For this lab, I used the mini-corpus I created in Lab 3, called Humor (Bookshelf).
- To get started, I input the plain-text files from that mini-corpus into the Topic Modeling Tool. I did this by clicking “Select Input File or Dir” before navigating to my desktop folder, which contained my Lab 3 folder, which in turn held the plain-text files from the Humor bookshelf. Then, I individually selected each of the eight plain-text files to input them into the Topic Modeling Tool.
- After inputting the plain-text files and clicking “Advanced,” I was able to configure specific settings. I decided to change the “No. of topic words printed” from 10 to 15, so that I would be presented with a wider array of words to view pertaining to the topics of my mini-corpus.
- After changing the settings of what I wanted the Topic Modeling Tool to do, I selected “Learn Topics”. After processing my plain-text files, the Topic Modeling Tool provided me with 10 topics of my mini-corpus, and in each topic line there were 15 words associated with that particular topic. By studying these topics and words, I could get a sense of the more prominent subjects and descriptors in my mini-corpus.
- In order to help one study the topics more easily, the Topic Modeling Tool creates an HTML file with the topics, that can be opened in Google Chrome and has links.

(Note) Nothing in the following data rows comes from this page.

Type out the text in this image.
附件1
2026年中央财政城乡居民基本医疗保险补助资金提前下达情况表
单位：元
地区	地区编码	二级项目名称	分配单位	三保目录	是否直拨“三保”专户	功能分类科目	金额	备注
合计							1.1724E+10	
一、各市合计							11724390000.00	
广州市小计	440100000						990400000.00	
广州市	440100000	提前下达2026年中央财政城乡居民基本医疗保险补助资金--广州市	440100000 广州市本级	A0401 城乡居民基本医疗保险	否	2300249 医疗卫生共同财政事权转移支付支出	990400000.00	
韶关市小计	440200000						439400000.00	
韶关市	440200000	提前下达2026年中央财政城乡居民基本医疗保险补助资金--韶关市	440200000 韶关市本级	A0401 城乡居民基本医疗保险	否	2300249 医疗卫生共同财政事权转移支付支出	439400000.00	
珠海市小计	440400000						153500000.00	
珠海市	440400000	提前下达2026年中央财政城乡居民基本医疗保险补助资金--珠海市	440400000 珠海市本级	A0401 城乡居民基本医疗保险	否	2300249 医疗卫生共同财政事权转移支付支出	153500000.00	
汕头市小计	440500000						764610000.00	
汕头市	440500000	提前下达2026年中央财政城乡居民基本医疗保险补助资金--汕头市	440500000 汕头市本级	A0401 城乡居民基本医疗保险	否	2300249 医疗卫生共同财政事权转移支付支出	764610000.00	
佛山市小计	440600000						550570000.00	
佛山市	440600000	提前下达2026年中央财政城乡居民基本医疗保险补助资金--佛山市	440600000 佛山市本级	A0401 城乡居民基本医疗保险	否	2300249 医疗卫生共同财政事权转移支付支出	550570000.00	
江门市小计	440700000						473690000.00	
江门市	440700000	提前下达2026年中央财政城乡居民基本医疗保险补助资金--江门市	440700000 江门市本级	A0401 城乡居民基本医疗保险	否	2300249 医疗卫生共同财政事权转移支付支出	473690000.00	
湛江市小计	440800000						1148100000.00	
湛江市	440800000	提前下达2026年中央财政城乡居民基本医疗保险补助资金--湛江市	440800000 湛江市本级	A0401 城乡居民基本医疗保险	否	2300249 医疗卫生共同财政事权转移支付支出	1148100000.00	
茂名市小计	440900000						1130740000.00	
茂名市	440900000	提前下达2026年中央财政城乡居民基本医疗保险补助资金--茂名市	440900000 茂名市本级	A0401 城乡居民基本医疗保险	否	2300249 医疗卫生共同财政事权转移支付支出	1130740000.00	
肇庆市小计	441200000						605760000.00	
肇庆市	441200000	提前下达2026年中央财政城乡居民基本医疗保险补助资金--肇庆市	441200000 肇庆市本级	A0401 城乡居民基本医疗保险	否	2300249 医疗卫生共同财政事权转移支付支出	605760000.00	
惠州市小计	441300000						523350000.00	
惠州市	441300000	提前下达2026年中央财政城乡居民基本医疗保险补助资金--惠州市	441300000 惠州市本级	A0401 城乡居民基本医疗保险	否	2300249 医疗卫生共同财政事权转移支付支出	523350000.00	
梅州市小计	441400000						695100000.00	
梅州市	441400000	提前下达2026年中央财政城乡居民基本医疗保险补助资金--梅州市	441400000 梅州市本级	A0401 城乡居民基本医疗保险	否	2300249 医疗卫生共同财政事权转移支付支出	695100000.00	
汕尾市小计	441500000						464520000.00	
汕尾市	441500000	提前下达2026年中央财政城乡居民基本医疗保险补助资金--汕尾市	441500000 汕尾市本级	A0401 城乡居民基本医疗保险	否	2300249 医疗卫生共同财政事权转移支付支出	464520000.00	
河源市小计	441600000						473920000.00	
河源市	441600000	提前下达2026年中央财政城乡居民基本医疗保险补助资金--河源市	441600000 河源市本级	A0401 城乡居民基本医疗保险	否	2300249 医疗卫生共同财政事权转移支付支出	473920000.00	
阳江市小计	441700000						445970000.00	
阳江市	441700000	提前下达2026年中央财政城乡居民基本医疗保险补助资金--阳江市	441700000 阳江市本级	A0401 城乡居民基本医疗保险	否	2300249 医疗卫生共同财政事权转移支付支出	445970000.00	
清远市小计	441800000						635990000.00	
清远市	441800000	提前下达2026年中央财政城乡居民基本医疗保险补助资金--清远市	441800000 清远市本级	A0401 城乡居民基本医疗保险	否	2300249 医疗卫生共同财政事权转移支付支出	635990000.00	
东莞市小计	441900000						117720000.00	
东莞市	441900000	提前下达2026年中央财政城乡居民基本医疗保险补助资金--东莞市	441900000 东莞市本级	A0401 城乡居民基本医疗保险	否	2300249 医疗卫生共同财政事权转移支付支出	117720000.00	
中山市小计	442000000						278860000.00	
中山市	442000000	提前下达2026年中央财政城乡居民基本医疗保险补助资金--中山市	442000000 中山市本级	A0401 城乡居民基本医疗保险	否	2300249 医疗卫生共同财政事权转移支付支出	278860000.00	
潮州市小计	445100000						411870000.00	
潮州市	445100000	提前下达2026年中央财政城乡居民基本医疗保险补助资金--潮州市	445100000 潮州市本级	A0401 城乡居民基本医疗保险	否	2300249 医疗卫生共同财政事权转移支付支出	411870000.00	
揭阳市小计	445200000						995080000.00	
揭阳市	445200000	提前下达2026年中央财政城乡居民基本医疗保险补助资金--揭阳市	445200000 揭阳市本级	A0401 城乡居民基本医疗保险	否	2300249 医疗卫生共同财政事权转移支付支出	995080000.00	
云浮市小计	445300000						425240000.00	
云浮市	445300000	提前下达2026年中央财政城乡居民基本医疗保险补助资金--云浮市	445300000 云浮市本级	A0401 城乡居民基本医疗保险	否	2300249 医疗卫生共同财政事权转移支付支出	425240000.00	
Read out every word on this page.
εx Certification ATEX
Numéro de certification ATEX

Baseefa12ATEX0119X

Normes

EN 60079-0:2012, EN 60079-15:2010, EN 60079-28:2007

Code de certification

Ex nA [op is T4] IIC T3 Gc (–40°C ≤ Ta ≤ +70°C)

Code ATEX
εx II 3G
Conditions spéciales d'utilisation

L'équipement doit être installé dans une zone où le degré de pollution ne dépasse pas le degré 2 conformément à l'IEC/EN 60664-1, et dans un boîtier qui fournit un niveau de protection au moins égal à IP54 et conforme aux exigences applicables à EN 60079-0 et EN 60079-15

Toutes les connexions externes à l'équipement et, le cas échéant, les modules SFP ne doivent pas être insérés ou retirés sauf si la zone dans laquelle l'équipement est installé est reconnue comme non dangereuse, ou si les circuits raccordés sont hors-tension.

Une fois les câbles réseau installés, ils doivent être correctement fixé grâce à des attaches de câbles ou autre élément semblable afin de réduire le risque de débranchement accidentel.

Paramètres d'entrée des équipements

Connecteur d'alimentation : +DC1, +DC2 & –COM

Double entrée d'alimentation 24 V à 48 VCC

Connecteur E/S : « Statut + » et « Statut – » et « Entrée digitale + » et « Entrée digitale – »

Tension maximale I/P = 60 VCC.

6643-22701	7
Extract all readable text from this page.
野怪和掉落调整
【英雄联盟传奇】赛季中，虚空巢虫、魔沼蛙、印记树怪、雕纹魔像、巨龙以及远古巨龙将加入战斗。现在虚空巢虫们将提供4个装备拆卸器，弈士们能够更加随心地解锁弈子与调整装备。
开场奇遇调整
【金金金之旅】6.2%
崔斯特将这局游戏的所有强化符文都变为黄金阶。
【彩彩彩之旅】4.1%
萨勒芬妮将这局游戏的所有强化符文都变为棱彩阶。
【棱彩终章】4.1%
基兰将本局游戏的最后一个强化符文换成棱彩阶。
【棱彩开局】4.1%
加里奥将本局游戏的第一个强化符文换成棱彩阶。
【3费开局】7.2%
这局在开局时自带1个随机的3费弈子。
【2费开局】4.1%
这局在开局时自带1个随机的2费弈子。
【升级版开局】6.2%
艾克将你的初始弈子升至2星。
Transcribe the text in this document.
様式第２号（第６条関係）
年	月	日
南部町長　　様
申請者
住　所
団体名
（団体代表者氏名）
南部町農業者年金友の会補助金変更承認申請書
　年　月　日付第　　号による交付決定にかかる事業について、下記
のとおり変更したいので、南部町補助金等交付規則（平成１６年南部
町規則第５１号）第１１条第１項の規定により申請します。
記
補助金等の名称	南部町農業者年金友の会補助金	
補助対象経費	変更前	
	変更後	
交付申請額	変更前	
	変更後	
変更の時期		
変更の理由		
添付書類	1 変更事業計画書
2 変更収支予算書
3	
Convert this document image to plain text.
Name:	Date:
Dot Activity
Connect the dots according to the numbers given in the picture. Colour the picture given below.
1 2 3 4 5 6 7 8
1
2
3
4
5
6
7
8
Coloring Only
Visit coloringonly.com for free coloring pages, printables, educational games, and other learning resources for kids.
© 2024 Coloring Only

- When clicking on any of the topics, the link takes you to another page that ranks the documents in the mini-corpus according to their relevance to that topic (by the number of words in the document assigned to the topic).
- Clicking on any of these docs takes it a step further and shows the top three topics in the document, assigning the topics a percentage based on the number of words in the document that go with the topic.
The Topic Modeling Tool makes it easier for those who want to not only identify the most important topics of a corpus, but also gain an understanding of the words associated with the topics, and how integral the topics and words are in different documents.